My annual Bay Area Sports Hall of Fame ballot arrived and this one didn’t have a lot of headline grabbers but enough to make it tough. I could pick a maximum of two in any category.
Gary Payton, among the best defenders ever in NBA history, was easy. So was wrestler Mark Schulz, Olympic and World Champion.
Football was a hard-to-figure category, with seven names, six of them 49ers: Eric Wright, John Taylor, Guy McIntyre, Brent Jones, Randy Cross and Carter. The other was Flores, who coached two Super Bowl winners with the Raiders, was a Raider assistant on another SB winner and Kansas City’s Super Bowl quarterback. Flores was an easy pick, too.
But the six 49ers? Taylor caught the winning pass in Super Bowl XXIII and made Jerry Rice’s life a lot easier.
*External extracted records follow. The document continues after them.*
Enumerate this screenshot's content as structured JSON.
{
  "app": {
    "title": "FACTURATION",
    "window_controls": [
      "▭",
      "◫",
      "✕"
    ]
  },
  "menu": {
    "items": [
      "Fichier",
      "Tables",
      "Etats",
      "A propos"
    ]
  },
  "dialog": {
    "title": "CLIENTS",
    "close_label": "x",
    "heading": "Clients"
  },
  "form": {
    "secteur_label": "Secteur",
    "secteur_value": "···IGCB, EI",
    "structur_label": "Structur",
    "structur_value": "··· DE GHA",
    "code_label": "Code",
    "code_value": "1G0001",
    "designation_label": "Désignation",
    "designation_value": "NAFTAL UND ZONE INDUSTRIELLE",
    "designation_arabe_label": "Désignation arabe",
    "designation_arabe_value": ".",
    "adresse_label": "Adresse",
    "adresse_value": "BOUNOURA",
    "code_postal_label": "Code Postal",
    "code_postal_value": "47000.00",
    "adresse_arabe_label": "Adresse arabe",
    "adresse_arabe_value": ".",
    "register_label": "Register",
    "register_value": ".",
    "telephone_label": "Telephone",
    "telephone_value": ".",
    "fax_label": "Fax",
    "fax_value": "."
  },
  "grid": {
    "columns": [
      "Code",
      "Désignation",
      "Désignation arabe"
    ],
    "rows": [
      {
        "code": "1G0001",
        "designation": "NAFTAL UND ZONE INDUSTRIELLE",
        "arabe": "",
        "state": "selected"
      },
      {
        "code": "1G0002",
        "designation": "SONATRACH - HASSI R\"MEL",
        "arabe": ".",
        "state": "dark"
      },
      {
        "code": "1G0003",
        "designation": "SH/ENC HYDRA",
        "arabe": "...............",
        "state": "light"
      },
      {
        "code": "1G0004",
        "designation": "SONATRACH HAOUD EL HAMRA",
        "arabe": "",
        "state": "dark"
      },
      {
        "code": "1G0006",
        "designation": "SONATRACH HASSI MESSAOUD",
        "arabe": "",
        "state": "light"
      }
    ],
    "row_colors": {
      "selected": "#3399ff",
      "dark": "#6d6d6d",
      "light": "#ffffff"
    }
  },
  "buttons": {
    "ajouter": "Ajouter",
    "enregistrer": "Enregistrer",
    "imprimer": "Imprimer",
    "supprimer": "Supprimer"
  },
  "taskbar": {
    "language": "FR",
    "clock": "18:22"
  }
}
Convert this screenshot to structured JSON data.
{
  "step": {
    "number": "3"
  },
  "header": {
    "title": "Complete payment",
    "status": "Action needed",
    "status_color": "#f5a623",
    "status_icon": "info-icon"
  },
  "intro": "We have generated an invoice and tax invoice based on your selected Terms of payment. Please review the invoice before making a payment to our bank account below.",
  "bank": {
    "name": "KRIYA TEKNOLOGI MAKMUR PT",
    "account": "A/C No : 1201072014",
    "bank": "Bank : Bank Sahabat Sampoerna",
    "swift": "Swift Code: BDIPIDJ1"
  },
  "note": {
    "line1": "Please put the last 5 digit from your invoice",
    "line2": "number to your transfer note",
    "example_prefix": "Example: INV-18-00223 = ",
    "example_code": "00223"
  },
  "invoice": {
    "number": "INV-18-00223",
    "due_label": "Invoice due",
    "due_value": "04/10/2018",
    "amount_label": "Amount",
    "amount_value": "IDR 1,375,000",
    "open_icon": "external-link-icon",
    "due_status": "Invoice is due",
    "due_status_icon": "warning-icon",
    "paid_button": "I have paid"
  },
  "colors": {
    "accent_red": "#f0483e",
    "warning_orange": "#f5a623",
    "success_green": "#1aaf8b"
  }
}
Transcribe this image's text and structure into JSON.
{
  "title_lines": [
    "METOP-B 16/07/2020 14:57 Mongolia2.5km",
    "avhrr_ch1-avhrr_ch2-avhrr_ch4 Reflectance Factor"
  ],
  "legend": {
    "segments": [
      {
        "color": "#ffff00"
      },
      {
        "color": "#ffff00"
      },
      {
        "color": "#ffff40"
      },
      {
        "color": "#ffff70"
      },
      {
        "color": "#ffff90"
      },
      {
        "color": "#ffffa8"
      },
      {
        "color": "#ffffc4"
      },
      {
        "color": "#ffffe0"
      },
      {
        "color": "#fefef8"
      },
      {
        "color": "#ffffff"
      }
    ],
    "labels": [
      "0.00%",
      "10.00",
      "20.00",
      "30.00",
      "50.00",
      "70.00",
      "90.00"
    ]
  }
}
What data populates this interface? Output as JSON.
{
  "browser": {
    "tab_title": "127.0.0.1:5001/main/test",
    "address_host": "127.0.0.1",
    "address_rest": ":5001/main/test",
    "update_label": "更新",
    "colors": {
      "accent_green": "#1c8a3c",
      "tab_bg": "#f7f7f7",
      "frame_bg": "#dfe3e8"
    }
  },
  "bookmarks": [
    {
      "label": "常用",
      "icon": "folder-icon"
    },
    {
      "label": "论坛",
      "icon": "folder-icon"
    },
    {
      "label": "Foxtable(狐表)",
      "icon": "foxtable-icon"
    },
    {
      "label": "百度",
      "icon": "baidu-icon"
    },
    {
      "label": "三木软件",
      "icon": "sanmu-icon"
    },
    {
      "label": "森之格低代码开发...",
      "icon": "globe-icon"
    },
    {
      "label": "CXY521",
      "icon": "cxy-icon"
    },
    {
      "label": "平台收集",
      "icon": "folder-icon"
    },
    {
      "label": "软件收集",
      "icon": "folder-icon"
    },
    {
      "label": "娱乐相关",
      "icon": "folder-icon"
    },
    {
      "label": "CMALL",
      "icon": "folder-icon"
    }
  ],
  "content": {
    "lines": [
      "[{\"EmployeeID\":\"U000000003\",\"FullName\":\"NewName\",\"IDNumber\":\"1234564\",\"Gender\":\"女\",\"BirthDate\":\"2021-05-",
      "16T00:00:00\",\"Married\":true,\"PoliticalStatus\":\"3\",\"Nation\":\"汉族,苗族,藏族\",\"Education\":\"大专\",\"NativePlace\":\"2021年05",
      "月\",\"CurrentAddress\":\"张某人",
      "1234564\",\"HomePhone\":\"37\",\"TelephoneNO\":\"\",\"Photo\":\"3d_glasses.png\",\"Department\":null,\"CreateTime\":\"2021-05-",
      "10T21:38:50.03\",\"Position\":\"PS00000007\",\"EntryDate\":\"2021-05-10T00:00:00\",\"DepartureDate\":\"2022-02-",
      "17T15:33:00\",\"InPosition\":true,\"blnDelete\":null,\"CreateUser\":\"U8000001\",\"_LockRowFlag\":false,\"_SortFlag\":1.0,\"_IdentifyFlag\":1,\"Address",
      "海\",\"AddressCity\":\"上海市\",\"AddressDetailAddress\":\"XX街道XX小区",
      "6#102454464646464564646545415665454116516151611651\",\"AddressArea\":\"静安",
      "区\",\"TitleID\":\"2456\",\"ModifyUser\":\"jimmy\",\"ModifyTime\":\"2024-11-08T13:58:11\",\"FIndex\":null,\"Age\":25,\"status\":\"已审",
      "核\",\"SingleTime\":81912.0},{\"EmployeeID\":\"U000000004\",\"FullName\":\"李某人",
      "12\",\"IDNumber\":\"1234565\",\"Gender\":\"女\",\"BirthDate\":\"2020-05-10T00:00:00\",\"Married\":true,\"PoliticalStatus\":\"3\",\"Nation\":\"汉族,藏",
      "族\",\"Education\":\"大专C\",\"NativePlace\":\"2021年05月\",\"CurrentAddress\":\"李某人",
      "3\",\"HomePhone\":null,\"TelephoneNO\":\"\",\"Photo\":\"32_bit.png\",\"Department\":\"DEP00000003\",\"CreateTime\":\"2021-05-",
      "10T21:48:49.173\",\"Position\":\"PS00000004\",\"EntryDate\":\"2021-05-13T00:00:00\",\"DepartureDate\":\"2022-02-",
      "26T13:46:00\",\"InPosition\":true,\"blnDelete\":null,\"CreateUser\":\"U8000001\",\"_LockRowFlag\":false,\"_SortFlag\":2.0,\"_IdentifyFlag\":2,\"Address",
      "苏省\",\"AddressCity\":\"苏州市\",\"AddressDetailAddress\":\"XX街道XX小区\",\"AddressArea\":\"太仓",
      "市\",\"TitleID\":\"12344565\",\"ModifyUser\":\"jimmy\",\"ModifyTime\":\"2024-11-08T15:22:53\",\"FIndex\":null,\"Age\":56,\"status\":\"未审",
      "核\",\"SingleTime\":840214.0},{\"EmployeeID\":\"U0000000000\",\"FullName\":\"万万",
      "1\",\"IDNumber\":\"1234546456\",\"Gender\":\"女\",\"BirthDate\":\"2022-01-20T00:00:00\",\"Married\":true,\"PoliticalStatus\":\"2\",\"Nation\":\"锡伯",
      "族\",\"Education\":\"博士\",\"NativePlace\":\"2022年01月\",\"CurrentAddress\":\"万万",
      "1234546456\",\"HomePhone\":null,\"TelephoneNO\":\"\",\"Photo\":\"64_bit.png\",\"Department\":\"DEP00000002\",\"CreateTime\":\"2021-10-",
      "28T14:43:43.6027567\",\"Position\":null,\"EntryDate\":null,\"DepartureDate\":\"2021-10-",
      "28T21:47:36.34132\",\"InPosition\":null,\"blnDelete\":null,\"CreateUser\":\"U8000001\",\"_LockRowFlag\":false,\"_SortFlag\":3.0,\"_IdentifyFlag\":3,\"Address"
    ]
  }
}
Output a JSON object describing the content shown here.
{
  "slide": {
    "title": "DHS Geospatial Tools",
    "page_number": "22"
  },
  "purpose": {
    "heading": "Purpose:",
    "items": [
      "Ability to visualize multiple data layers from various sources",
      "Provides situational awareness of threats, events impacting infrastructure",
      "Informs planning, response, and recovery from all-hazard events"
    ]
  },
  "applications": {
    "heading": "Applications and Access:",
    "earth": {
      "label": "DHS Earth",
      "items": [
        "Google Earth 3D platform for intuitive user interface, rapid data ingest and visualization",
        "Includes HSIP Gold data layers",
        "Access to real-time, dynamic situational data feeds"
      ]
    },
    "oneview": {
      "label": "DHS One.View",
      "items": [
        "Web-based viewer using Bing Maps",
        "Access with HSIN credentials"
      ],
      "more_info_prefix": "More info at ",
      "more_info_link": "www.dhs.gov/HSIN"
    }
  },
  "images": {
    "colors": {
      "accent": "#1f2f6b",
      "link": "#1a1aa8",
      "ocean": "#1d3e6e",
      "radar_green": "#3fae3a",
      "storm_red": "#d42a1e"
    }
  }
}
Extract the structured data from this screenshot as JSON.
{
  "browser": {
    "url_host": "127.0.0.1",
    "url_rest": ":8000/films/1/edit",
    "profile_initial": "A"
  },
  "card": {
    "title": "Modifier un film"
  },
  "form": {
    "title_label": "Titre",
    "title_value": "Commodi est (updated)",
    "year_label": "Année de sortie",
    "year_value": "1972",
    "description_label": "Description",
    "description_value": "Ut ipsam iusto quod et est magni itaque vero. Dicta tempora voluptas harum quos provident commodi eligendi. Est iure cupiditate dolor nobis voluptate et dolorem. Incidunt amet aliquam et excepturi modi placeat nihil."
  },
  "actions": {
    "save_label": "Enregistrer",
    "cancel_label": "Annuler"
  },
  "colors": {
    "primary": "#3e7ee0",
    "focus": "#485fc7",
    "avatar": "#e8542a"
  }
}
Wright was a shut-down corner. McInytre was an offensive lineman, stout but unspectacular. Jones was the Niners’ prototype pass-catching and blocking tight end. Cross was great at center and guard when the 49ers weren’t great in the late ’70s.
But I selected Carter because he very likely was the most unheralded and unappreciated 49er from 1984-92. Teams didn’t try to move the ball up the middle with Carter at the nose tackle. He was unspectacular except for that one pass interception he returned for a touchdown, like a redwood tree thumping down the field. Carter was truly an defensive anchor that allowed Lott and his buddies to poach passes and runs.
Carter won’t get the BASHOF nomination, however, for his sensational yet quiet play. He didn’t catch the ball or run with it, except for that rumble.